Бегать мне приходилось в своей жизни немало. И в школе кроссы постоянно выигрывал, и за сборную иститута на соревнованиях выступал, да и на работе мною часто затыкали "дыры" на всевозможных спартакиадах. А друзья издевались от души — мол, Серёга, где ты видел сисадмина-спортсмена? И то правда, этой касте тружеников по статусу положено пиво пить, "юзверей строить"[2] и печень отращивать. Но мне нравилось — мало того, что само движение доставляло удовольствие, так ещё и азарт, море адреналина и восторженные взгляды болельщиков. Особенно поклонниц. А что, если молодому парню всего двадцать пять, ничто человеческое ему не чуждо.
Однако на сей раз радостного возбуждения от бега я так и не дождался. И дело не в том, что на финише нас не ждали с оркестром и брызгами шампанского. И даже не потому, что приходилось словно перепуганным зайцам петлять между деревьями и продирались через колючий кустарник. Сам лес будил во мне какую-то смутную тревогу. Точнее объяснить не могу, но что-то здесь было определённо не так. Наверняка каждый испытывал нечто подобное: смотришь на вещь — всё знакомо и привычно, а как-то моторошно. Душой-то чувствуешь, что тебя нагло обманывают, но не понимаешь как и зачем.
— Эй, страж! А человеки вроде меня здесь встречаются? — по крайней мере, очень хотелось на это надеяться — мой-то вид мальца не удивил.
— Людей много, они живут везде. А стражи только в Землях Входящих, — в голосе аборигена угадывалась гордость за собственную исключительность. — Есть ещё другие, но я про них ничего не знаю. А Хельга говорила, что в горах живут злые карлики. Люди с ними воюют.
Я от души рассмеялся:
— А ты, оказывается, большой шутник! Ещё скажи, что тут орки с гоблинами водятся.
— Есть, — с готовностью подтвердил малец. — Только орки давно ушли отсюда. А гоблины где-то далеко в горах.
Говорил страж вполне серьезно, но я ему не поверил — уж больно всё смахивало на какой-то плохо поставленный фарс. Карлики, орки, гоблины… Бред чистой воды! Такое подозрение, что здесь на летние каникулы расположилась Канатчикова дача[3]. Оставалось только, чтобы Хельга оказалась каким-нибудь мудрым драконом на пенсии, который от нечего делать открыл турбюро. Вот только не помню, чтобы путёвку мне предлагали.
— Пришли, — с облегчением выдохнул страж, потешно посапывая носом-пуговицей.

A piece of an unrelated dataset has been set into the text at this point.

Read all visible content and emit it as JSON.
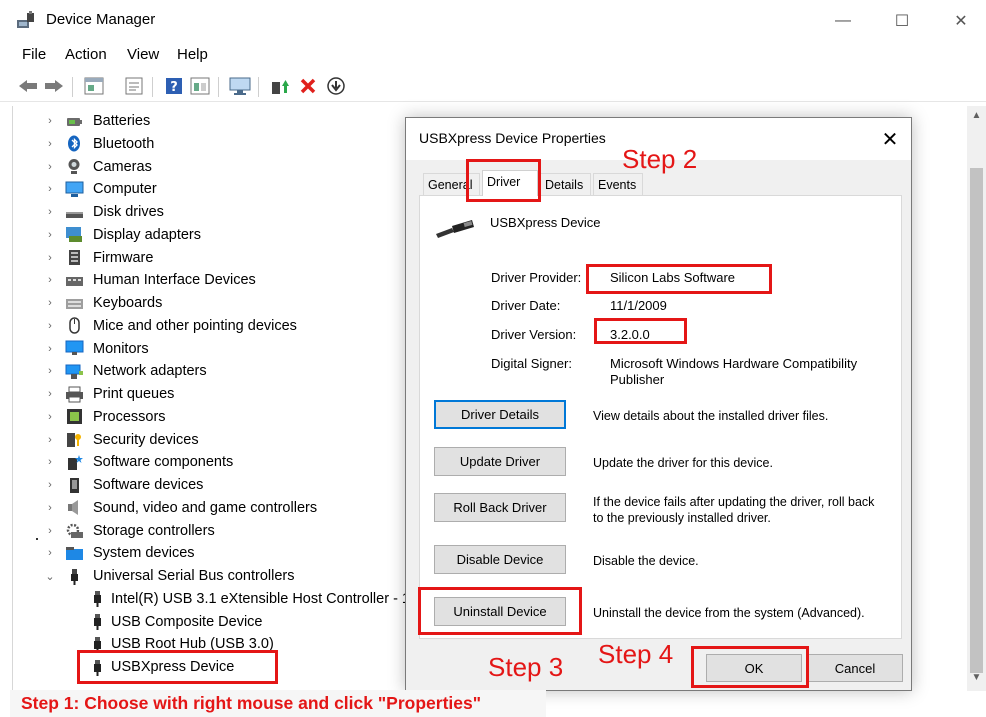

Лес закончился как-то вдруг. Точнее, он не то чтобы совсем закончился — просто мы выскочили на поляну внушительных размеров — до стены деревьев напротив было, пожалуй, метров четыреста. Слева из чащи выбегала заросшая травой дорога и через сотню шагов упиралась в массивные деревянные ворота. Естественно, ворота стояли не сами по себе, а закрывали проход в каменной стене высотой примерно в два человеческих роста. А за ней хорошо просматривались красно-коричневые черепичные крыши каких-то построек, судя по всему одноэтажных. Что ж, неплохо устроились партизаны, с размахом — вон какие хоромы отстроили!
— Нам туда, — мой провожатый ткнул пальцем в направлении ворот.
Ну, чтобы догадаться, ума выдающегося не требуется — всё равно же идти больше некуда. Если, конечно, страж не держит меня за олигофрена. Я подозрительно взглянул на мальца и спросил:
— Послушай, а Хельга кто? Человек?
— Ага, — кивнул страж и тут же радостно добавил. — Она очень красивая и добрая.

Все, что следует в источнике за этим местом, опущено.